Ela fez questão de destacar o trabalho daqueles que estão atuando para garantir a paz e "para acabar com estes distúrbios perfeitamente inadmissíveis que não permitem às populações deslocar-se e fazer a sua vida laboral normal e acompanhar as suas crianças à escola".
"Queria dizer que a PSP, em articulação com todas as outras forças de segurança, estão a repor e a dar apoio às populações que querem seguir o seu dia-a-dia de forma normal", afirmou.
A Polícia de Segurança Pública (PSP) reitera que tem por missão garantir a segurança e ordem pública e o respeito pelos direitos, liberdades e garantias dos cidadãos.
A PSP está empenhada em repor a tranquilidade no Bairro do Zambujal, na Amadora, pelo que apelamos à calma de todos os cidadãos, estando ainda a PSP apostada em manter as parcerias de muitos anos com as comunidades no concelho da Amadora.

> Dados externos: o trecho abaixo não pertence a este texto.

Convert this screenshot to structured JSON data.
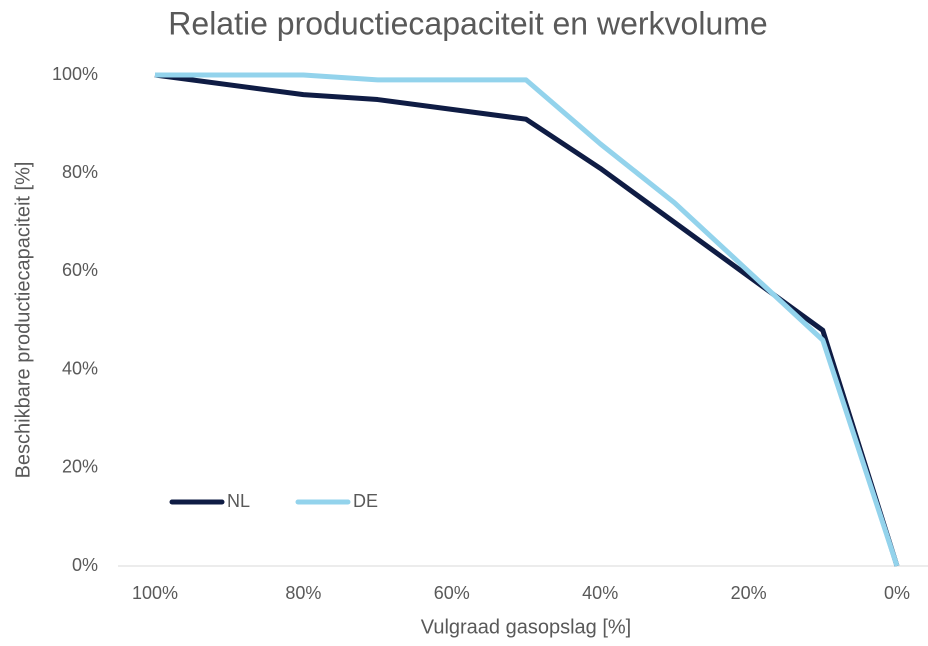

Conforme já referimos publicamente, a PSP lamenta a morte do cidadão Odair Patriky Moniz Moreno Fernandes, a qual se encontra a ser investigada pelas autoridades judiciárias, deixando ainda uma palavra de solidariedade aos nossos dois polícias envolvidos no incidente, bem como a todos os polícias envolvidos na reposição e manutenção da ordem pública no concelho da Amadora.
Hoje, lamentavelmente, voltámos a assistir a situações de desordem no interior do Bairro do Zambujal, designadamente a um episódio grave de violência urbana, com a subtração de um autocarro da Carris que, à posteriori, foi incendiado.
De imediato a Polícia, que já se encontrava com um efetivo robustecido no interior do Bairro, acionou o Corpo de Bombeiros da Amadora no sentido extinguir este incêndio, preservando o local do crime para diligências de investigação.
Apesar de vários esforços, não foi possível até ao momento detetar e intercetar os suspeitos deste crime violento, tendo, todavia, sido já efetuada uma detenção por posse de material combustível, que indiciava a sua utilização para deflagração de incêndio.
A PSP repudia e não tolerará os atos de desordem e de destruição praticados por grupos criminosos, apostados em afrontar a autoridade do Estado e em perturbar a segurança da comunidade.